Experimental Design
Respondents are first asked about their level of concern about the health risks of COVID-19 for themselves and close family/friends; then similarly they are asked about concern about economic risks. We also elicit their estimates of current and future (year-end) number of fatalities attributed to COVID-19; the US unemployment rate; and their assessment of stay-home/lockdown policies. They are then asked if they would prefer to read an article about the health risks of the COVID-19 or the economic risk. Within each of the domains (health/economic risks), they are asked to rank two different headlines in terms of which article they would prefer to read. The headlines (and the associated articles) differ in terms of their tone, with one clearly more optimistic than the other. They are randomly shown one of the articles, and asked to assess it in terms of informativeness and trustworthiness. Then, they are asked again for forecasts of number of fatalities and the unemployment rate, and about their policy preferences. They are also given the option to allocate money (provided by experimenter) to (1) the promotion of the news source from which they read the article on social media, and (2) donate to one of two organizations that either supported or opposed lockdowns.

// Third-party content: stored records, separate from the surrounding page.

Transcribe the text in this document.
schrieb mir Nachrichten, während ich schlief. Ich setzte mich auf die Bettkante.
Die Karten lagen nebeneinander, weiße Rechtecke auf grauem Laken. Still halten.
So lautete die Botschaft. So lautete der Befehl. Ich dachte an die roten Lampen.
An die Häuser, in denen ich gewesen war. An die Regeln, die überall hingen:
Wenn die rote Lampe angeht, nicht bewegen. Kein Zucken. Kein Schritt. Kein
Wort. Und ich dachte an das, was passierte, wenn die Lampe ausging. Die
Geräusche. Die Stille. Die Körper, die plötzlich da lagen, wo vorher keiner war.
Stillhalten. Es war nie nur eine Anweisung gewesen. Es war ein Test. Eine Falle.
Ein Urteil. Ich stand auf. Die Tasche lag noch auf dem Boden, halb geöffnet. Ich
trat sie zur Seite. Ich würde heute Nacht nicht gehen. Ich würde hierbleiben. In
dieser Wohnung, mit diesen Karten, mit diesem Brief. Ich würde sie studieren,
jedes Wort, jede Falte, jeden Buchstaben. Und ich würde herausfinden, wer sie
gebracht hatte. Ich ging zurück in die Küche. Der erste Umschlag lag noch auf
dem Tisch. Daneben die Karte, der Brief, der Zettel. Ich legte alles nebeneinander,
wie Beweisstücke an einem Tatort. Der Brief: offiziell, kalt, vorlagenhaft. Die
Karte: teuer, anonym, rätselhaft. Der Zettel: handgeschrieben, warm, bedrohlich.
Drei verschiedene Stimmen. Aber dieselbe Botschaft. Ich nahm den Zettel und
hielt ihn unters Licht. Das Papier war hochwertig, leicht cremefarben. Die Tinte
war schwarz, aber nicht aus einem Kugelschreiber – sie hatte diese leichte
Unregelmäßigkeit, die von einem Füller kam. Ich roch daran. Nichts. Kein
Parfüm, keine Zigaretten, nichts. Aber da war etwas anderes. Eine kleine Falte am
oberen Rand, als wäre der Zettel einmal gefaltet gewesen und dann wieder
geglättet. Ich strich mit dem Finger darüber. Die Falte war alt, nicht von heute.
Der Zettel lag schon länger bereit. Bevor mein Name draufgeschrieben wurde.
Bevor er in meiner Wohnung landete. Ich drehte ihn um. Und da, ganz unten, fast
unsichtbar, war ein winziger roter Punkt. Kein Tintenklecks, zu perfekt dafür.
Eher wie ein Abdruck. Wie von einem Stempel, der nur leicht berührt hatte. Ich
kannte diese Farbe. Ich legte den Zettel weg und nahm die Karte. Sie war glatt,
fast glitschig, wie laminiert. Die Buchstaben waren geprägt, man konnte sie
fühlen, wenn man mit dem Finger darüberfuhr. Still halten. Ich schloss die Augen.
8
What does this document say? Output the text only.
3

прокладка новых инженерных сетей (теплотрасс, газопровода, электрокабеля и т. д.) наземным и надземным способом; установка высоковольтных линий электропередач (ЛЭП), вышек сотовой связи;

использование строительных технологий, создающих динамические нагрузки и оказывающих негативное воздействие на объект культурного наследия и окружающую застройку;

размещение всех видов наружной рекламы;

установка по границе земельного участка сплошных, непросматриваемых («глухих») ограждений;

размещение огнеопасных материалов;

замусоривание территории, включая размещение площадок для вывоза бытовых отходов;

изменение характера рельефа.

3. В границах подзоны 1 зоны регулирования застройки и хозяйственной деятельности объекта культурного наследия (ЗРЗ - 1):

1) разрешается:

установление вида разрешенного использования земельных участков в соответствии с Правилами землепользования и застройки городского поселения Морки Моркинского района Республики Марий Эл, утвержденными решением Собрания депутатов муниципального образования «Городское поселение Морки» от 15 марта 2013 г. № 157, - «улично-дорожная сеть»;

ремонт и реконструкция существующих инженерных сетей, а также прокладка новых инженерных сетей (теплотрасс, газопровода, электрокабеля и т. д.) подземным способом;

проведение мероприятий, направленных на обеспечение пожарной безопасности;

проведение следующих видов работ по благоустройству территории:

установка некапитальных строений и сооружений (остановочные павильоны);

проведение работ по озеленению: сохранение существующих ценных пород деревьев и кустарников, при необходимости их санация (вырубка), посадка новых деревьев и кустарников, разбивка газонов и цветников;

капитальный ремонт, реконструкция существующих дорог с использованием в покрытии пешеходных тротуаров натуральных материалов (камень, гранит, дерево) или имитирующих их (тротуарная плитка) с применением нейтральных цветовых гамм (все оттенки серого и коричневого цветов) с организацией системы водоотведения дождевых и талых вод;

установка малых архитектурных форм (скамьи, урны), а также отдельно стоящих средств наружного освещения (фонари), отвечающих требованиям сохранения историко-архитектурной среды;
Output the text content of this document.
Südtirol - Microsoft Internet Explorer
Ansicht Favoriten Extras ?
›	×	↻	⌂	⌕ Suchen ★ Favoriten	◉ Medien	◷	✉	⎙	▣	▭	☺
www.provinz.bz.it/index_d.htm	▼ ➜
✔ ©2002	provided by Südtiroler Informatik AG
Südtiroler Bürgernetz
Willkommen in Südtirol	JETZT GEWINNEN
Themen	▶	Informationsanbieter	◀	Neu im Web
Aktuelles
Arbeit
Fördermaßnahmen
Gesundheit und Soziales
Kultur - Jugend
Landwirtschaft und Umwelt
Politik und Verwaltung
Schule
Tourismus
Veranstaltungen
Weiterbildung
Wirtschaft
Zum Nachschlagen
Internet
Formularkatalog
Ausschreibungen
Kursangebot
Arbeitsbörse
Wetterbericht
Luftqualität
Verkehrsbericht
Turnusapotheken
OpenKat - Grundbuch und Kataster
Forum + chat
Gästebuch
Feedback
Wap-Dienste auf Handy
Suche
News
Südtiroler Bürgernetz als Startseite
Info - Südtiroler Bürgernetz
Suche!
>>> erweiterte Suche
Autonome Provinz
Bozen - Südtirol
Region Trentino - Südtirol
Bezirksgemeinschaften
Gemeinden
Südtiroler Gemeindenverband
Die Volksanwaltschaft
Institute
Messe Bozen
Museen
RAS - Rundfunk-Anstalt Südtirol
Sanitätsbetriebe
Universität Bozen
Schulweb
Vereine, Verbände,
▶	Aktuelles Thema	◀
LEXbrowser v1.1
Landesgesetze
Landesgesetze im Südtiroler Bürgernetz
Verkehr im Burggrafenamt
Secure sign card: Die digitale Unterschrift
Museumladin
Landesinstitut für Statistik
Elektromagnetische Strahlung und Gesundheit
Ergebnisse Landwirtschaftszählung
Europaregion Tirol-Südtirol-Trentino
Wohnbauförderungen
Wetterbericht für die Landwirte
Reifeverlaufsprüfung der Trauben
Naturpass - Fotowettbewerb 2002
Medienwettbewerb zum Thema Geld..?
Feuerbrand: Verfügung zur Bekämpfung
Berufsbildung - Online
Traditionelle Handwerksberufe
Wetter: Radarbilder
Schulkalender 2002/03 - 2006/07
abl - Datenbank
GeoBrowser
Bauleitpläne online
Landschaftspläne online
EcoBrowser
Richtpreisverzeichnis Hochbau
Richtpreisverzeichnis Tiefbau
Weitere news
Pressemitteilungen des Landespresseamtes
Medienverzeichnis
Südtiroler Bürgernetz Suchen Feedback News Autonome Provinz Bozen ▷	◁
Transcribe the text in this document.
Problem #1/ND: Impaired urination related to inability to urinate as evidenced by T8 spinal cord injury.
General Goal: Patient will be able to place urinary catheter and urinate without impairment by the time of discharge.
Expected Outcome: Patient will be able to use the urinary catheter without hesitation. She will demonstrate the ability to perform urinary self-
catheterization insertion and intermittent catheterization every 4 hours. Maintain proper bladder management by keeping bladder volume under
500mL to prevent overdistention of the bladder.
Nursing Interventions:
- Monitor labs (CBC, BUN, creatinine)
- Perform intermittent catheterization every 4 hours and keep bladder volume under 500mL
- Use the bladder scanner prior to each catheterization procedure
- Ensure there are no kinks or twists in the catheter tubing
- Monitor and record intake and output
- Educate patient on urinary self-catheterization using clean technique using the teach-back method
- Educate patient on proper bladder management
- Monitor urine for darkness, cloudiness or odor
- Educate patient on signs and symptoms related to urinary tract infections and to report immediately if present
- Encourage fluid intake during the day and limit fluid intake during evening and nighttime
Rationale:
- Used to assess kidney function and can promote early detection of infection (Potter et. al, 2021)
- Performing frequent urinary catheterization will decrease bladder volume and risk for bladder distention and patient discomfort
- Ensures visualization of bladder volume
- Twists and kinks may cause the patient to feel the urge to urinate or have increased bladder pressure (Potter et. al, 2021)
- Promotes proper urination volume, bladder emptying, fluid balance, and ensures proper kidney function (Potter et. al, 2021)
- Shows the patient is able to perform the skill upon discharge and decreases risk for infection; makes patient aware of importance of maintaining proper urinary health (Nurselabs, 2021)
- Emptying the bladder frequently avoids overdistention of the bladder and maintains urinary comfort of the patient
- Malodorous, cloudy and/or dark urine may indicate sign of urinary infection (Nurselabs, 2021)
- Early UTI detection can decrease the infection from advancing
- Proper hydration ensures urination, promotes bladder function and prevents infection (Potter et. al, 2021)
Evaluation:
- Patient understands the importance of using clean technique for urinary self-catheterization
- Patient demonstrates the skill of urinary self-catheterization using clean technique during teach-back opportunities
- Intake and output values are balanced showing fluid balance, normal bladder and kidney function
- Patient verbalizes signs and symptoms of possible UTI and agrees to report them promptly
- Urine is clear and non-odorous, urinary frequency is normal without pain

There are two treatment arms (run sequentially): in the first arm, the sources of the news articles are not provided. In the second arm (which will be run after the first arm), the sources of the news articles will be provided to a subset of respondents, and the tone of the article descriptions (which here are generic rather than in the form of headlines, and only about health topics) will be randomized within news source. The samples for the two arms will be non-overlapping.